第77章杨府马车
众人皆是以为叶臣都此举必然是惹怒了杨复光,心中南面暗叫可惜,均是想道:“这少年如何这般骄傲?”又有一些人暗暗想来:“莫非这少年也是朝廷中有人撑腰,所以腰杆子硬,是以不怕得罪这当朝红人。”各人俱是心中惴惴不安,但见叶臣都面不改色一副胸有成足之态。
只见杨复光忽然哈哈大笑说:“果然是初生牛犊不怕虎,世人见我杨复光皆是吓得屁股尿流,你这小子竟然敢无视我吗?”宇文鹭早已看见这宦官阴阳怪气早已看不顺眼,闻言怒道:“难道你是阎王爷不成?有什么可怕的,本姑奶奶可不怕你!”

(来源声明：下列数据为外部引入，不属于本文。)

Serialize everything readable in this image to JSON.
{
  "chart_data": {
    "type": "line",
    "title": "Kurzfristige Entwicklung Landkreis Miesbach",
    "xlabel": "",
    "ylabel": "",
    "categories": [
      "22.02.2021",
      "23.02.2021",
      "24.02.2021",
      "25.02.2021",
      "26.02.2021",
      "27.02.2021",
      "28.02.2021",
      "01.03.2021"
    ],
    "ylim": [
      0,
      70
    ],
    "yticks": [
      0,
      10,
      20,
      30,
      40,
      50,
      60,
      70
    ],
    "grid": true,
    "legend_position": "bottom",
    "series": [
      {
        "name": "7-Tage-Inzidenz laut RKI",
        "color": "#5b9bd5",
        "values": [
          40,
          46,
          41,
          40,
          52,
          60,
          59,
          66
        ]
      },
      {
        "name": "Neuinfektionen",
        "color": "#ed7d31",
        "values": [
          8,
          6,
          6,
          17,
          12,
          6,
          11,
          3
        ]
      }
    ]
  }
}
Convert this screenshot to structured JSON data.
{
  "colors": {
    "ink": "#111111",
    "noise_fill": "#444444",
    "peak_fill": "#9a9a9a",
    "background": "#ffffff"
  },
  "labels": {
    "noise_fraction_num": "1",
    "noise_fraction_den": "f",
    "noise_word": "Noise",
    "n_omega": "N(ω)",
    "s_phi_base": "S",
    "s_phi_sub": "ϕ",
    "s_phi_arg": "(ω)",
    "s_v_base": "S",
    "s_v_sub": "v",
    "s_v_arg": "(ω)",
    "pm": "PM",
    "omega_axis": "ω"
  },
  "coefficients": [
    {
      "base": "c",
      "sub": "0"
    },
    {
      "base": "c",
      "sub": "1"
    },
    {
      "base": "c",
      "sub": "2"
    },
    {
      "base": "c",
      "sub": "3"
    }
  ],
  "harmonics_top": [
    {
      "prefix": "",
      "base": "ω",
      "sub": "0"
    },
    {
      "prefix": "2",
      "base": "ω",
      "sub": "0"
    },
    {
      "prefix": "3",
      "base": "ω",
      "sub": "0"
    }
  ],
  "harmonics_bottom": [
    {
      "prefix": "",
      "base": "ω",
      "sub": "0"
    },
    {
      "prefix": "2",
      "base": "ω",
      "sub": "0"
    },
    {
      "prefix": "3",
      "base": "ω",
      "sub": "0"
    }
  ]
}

杨复光低头一看宇文鹭,颔首爹声爹气说:“果然长得标致可人,如果我没有猜错了话,这两位姑娘想必是宇文姑娘了?”此话一出,王建和鹿宴弘倒是罢了,叶臣都和宇文姐妹一听当真的错愕得说不出话来。
三人如何想到这身居深宫的宦官竟然一出口就道破了三人来历,怎能令三人不惊讶莫名?宇文鹭退了一步,说:“你怎知道我姓名?”杨复光哈哈大笑说:“你宇文家剑法天下无双,我杨复光再是瞎了狗眼,也不敢看错是不是?”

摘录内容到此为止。